BMW gewährt mit dem neuen Concept XM einen Ausblick auf die künftige Design-Sprache. Doch im Netz hagelt es Kritik.

München - Die BMW M GmbH, die 1972 von BMW gegründete Tochter, wird nächstes Jahr 50 Jahre alt. Zum runden Geburtstag schenkt sich das Unternehmen mit BMW Concept XM das erste eigenständige Modell seit dem M1. Vorgestellt wird der Bolide Anfang Dezember auf „Art Basel Miami Beach 2021“. Es ist die seriennahe Vorschau auf ein Fullsize-SUV-Modell, das ab Ende 2022 im US-Werk in Spartanburg in Serie gehen soll.

Der BMW Concept XM soll ab Anfang 2023 erhältlich sein.

BMW Concept XM: Stärkstes Serien-Auto in der Historie des Konzerns

„Das Modell gibt einen Ausblick auf das stärkste jemals in Serie gebaute BMW M Automobil, dessen Produktion Ende kommenden Jahres startet“, heißt es in der offiziellen Mitteilung von BMW. Der BMW Concept XM wartet entsprechend bei den technischen Daten mit Superlativen auf. Der neu entwickelte Plug-in-Hybrid-Antrieb aus einem V8-Ottomotor mit einem Elektromotor soll eine Spitzenleistung von 550 kW/750 PS und ein maximales Drehmoment von 1000 Nm erreichen.

Die elektrische Reichweite soll sich auf 80 Kilometer belaufen. Weiteren Angaben werden nicht gemacht.

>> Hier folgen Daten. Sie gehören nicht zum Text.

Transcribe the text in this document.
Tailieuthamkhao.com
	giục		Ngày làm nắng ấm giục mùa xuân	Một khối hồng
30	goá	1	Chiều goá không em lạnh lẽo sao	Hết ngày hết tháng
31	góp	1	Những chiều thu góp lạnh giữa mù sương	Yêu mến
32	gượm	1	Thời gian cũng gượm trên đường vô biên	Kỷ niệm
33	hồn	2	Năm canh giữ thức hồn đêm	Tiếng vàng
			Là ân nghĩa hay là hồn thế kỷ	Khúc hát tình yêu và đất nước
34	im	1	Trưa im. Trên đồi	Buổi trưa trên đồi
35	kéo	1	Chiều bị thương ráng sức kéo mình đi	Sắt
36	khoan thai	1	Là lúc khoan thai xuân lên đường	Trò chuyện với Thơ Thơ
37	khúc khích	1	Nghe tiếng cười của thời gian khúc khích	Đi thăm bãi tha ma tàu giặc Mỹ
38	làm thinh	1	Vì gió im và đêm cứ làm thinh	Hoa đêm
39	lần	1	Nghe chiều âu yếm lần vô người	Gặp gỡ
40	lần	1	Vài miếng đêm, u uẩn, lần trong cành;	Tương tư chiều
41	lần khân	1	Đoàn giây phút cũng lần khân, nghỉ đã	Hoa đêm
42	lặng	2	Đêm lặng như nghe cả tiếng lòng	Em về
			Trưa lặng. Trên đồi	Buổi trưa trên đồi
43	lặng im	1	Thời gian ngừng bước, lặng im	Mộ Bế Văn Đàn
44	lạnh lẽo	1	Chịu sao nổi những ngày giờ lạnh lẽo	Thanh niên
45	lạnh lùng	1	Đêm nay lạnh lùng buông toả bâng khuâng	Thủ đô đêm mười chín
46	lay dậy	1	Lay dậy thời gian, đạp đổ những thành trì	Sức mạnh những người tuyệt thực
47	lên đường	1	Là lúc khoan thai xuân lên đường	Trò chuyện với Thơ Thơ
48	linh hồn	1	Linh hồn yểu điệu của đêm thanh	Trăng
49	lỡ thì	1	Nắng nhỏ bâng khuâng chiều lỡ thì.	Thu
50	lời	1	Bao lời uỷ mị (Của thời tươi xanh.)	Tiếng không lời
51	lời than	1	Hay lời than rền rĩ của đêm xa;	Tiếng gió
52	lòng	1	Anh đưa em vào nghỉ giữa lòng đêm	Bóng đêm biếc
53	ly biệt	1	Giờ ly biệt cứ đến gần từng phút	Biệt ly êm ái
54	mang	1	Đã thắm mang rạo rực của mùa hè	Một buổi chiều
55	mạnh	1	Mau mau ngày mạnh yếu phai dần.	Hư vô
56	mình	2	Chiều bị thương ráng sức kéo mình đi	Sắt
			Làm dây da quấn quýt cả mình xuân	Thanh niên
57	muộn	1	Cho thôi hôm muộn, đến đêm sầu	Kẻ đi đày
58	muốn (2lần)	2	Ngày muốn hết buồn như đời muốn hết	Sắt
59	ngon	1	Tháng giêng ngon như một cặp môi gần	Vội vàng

Doch Medien spekulieren, dass wohl die bewährte 4,4-Liter-Maschine zum Einsatz kommt, neu dürfte allenfalls der elektrische Strang sein.

BMW Concept XM: Neue Formsprache

Komplett neu ist allerdings das Frontdesign des BMW Concept XM. Es soll als Vorbild für alle folgenden Modelle der Luxusklasse ab 2022 dienen. Es zeichnet sich vor allem durch die neuartige Aufteilung der Frontleuchten in zwei separate Module aus. Im oberen befinden sich die Tagfahrlichter, darunter die herkömmlichen Scheinwerfer. Dazwischen liegt die oktogonal-förmige Niere, deren Konturen beleuchtet sind.

Zwei BMW-Logos sind unter den beiden Dachholmen in die Scheibe gelasert

Am Heck fallen vor allem die beiden BMW-Logos auf, die als formaler Verweis an den M1 jeweils unter den beiden Dachholmen in die Scheibe gelasert sind. Die Heckansicht ist auch geprägt von den weit ausgestellten Radhäusern, den schmale und breiten Rückleuchten sowie je zwei vertikal angeordnete Auspuffendrohre in Hexagonalform. Das Fahrzeug rollt auf Leichtmetallräder, die mit 23 Zoll eine ungewöhnlich große Dimension aufweisen.

BMW Concept XM: Innendesign zwischen Luxus und Motorsport

Im Innenraum des BMW Concept XM findet man nicht einfach einen Fahrersitz mit Cockpit, sondern einen „Fahrerlebnisplatz“. Braunes Leder in Vintage-Optik, Kupfer und Carbon soll dabei „die Brücke zwischen Luxus und Motorsport“ schlagen.

Das Lenkrad des BMW Concept XM wartet mit roten Elementen auf

Das große Curved-Display für Instrumente und Infotainment ist bereits aus den rein elektrischen iX und i4 bekannt. Für Sportlichkeit sollen rote Akzente auf dem Lenkrad und der Mittelkonsole sorgen. Dort findet man auch drei vertikale Elemente, die in den drei Farben des Markenlogos von BMW M gehalten sind.

BMW Concept XM: Fonds ist eine „M Lounge“

Im Fonds sitzen Passagiere in einer „M Lounge“, deren Rückbank mit tiefen Sitzmulden zum Entspannen einladen soll. Bis auf in Leder gehaltene Bereiche in den Kopfstützen kommt ein Samtstoff mit rautenförmiger Steppung zum Einsatz. Passend ergänzt wird dies durch einen Hochfloor-Teppich mit Rautenmuster.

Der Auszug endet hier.